Kepada hukumonline Frans menuturkan keberadaan aturan wadah tunggal itu hanya mengekang kebebasan para advokat untuk berserikat. Padahal, hak berserikat itu adalah salah satu hak asasi yang diakui oleh konstitusi. “Kalau hanya satu (organisasi) yang diakui, bertentangan dengan hak berserikat, bertentangan dengan Pasal 28E UUD 1945,” kata Frans lewat telepon.

 

Selain itu, Frans menunjukkan bahwa aturan wadah tunggal tak selaras dengan ketentuan internasional. Ia menunjuk salah satu konvensi internasional yang membolehkan keberadaaan lebih dari satu organisasi advokat dalam setiap yurisdiksi hukum. “Dan seorang advokat juga boleh menjadi anggota lebih dari satu organisasi advokat di jurisdiksinya.”

 

Frans sadar langkahnya menguji ketentuan wadah tunggal dalam UU Advokat ini bukan kali pertama terjadi.
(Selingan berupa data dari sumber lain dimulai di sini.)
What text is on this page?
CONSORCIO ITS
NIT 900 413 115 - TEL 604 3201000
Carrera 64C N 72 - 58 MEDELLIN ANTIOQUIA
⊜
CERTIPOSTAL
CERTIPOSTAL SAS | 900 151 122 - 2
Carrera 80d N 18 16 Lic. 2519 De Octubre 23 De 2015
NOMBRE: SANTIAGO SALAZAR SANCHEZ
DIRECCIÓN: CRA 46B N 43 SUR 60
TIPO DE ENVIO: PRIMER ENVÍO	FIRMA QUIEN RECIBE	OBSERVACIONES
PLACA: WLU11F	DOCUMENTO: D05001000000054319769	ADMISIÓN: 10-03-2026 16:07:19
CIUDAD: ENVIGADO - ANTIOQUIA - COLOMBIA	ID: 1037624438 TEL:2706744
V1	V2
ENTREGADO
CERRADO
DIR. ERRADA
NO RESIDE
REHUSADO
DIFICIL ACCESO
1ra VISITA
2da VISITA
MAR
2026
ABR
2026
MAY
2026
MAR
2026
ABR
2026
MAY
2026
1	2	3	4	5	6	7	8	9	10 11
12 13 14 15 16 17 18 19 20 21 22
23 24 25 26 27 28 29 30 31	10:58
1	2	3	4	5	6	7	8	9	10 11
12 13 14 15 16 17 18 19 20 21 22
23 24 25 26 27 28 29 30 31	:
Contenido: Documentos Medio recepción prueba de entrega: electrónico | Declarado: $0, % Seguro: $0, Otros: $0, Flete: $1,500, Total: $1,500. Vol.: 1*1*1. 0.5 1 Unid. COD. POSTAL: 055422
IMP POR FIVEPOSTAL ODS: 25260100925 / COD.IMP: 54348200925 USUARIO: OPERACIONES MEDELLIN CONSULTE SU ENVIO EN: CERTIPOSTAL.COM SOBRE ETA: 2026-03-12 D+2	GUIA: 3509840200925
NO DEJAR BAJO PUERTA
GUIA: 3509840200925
Sebelumnya, pada 2006, tiga advokat senior Ikadin, Sudjono, Artono, dan Ronggur Hutagalung juga menguji Pasal 28 ini ke Mahkamah Konstitusi, namun ditolak.   

 

Untuk mengantisipasi agar nasib permohonannya tak serupa dengan permohonan Sudjono dkk, Frans mengaku membuatnya dengan lebih detil. “Tetapi kalau saya liat putusannya (permohonan Sudjono, red) dulu, alasannya kerugian konstitusional tidak dijelaskan dengan mendalam.”

 

Berdasarkan dokumen permohonan yang diperoleh hukumonline, ada sembilan orang yang bertindak sebagai pemohon. Mereka adalah Frans Hendra Winarta, Bob P. Nainggolan, Maruli Simorangkir, Murad Harahap, Lelyana Santosa, Nursyahbani Katjasungkana, David Abraham, Firman Wijaya dan S.F Marbun. Mereka masing-masing bertindak sebagai advokat dari Persatuan Advokat Indonesia (Peradin). Frans Hendra tercatat sebagai Ketua Umum Peradin.